The SECARB Cranfield project has produced information relevant to long-term storage in saline aquifers, as well as storage incidental to CO2 enhanced oil recovery (EOR). The SECARB project added testing passive pressure in the above-zone monitoring interval (AZMI), supported injection at high rates, and assessed capacity of the downdip brine-bearing part of the system to accept additional CO2 through a ¡ªstacked storage concept.
Capacity-assessment results include a multiphysics assessment of distribution of the CO2 plume in time and space in heterogeneous lithologies. The 20-m-thick sandstones and conglomerates of the lower Tuscaloosa injection zone are predominantly highly permeable strata, but as flow evolved under a changing injection rate, CO2 accessed only preferred paths. Dissolution of CO2 into brine caused methane to come out of solution, which can have a significant impact on capacity where this process is important.

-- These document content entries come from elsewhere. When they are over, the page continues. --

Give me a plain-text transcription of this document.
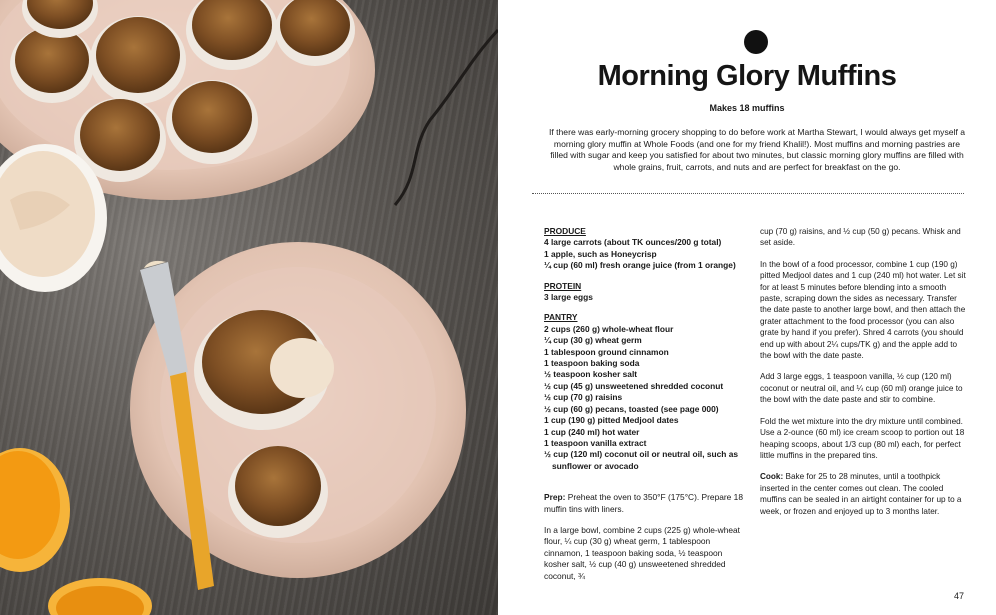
Morning Glory Muffins
Makes 18 muffins
If there was early-morning grocery shopping to do before work at Martha Stewart, I would always get myself a morning glory muffin at Whole Foods (and one for my friend Khalil!). Most muffins and morning pastries are filled with sugar and keep you satisfied for about two minutes, but classic morning glory muffins are filled with whole grains, fruit, carrots, and nuts and are perfect for breakfast on the go.

PRODUCE

4 large carrots (about TK ounces/200 g total)
1 apple, such as Honeycrisp
¼ cup (60 ml) fresh orange juice (from 1 orange)

PROTEIN

3 large eggs

PANTRY

2 cups (260 g) whole-wheat flour
¼ cup (30 g) wheat germ
1 tablespoon ground cinnamon
1 teaspoon baking soda
½ teaspoon kosher salt
½ cup (45 g) unsweetened shredded coconut
½ cup (70 g) raisins
½ cup (60 g) pecans, toasted (see page 000)
1 cup (190 g) pitted Medjool dates
1 cup (240 ml) hot water
1 teaspoon vanilla extract
½ cup (120 ml) coconut oil or neutral oil, such as sunflower or avocado

Prep: Preheat the oven to 350°F (175°C). Prepare 18 muffin tins with liners.

In a large bowl, combine 2 cups (225 g) whole-wheat flour, ¼ cup (30 g) wheat germ, 1 tablespoon cinnamon, 1 teaspoon baking soda, ½ teaspoon kosher salt, ½ cup (40 g) unsweetened shredded coconut, ¾

cup (70 g) raisins, and ½ cup (50 g) pecans. Whisk and set aside.

In the bowl of a food processor, combine 1 cup (190 g) pitted Medjool dates and 1 cup (240 ml) hot water. Let sit for at least 5 minutes before blending into a smooth paste, scraping down the sides as necessary. Transfer the date paste to another large bowl, and then attach the grater attachment to the food processor (you can also grate by hand if you prefer). Shred 4 carrots (you should end up with about 2¼ cups/TK g) and the apple add to the bowl with the date paste.

Add 3 large eggs, 1 teaspoon vanilla, ½ cup (120 ml) coconut or neutral oil, and ¼ cup (60 ml) orange juice to the bowl with the date paste and stir to combine.

Fold the wet mixture into the dry mixture until combined. Use a 2-ounce (60 ml) ice cream scoop to portion out 18 heaping scoops, about 1/3 cup (80 ml) each, for perfect little muffins in the prepared tins.

Cook: Bake for 25 to 28 minutes, until a toothpick inserted in the center comes out clean. The cooled muffins can be sealed in an airtight container for up to a week, or frozen and enjoyed up to 3 months later.

47
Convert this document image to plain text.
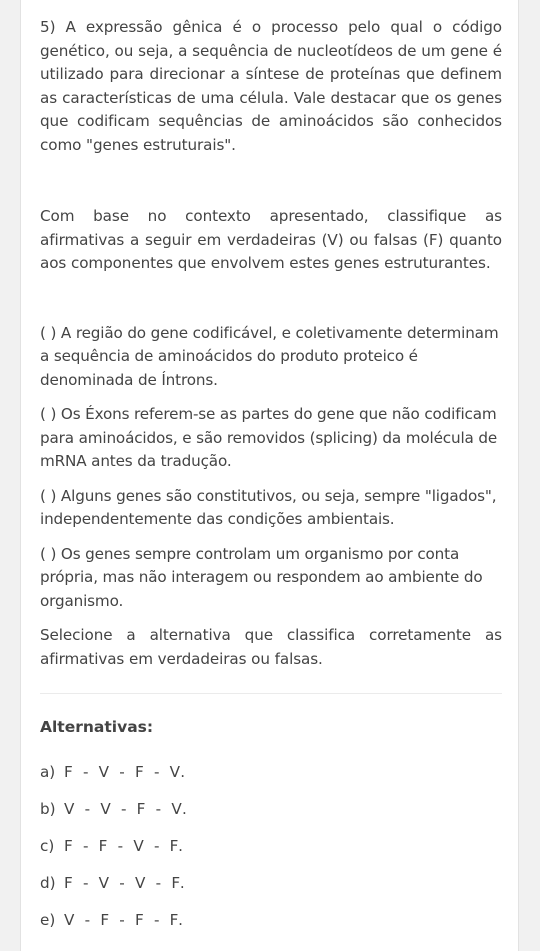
5) A expressão gênica é o processo pelo qual o código genético, ou seja, a sequência de nucleotídeos de um gene é utilizado para direcionar a síntese de proteínas que definem as características de uma célula. Vale destacar que os genes que codificam sequências de aminoácidos são conhecidos como "genes estruturais".

Com base no contexto apresentado, classifique as afirmativas a seguir em verdadeiras (V) ou falsas (F) quanto aos componentes que envolvem estes genes estruturantes.

( ) A região do gene codificável, e coletivamente determinam a sequência de aminoácidos do produto proteico é denominada de Íntrons.

( ) Os Éxons referem-se as partes do gene que não codificam para aminoácidos, e são removidos (splicing) da molécula de mRNA antes da tradução.

( ) Alguns genes são constitutivos, ou seja, sempre "ligados", independentemente das condições ambientais.

( ) Os genes sempre controlam um organismo por conta própria, mas não interagem ou respondem ao ambiente do organismo.

Selecione a alternativa que classifica corretamente as afirmativas em verdadeiras ou falsas.

Alternativas:

a) F - V - F - V.
b) V - V - F - V.
c) F - F - V - F.
d) F - V - V - F.
e) V - F - F - F.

The monitoring program in the reservoir included fieldwide injection and production data, 4-D seismic, downhole pressure and temperature, geochemical sampling, and microseismic monitoring. Focused studies tested real-time pressure and temperature in an AZMI as a tool for detecting nonconformance. At the detailed area of study (DAS) in the downdip water leg, processes at the well- and interwell- scale were measured using electrical, acoustic, geochemical, pressure, pulsed-neutron, and thermal tools. Near-surface deployments included groundwater monitoring and a soil-gas study area. Data collected are still in assessment via numerous collaborations. Modeling by numerous teams is under way so that maximum information can be extracted from observations.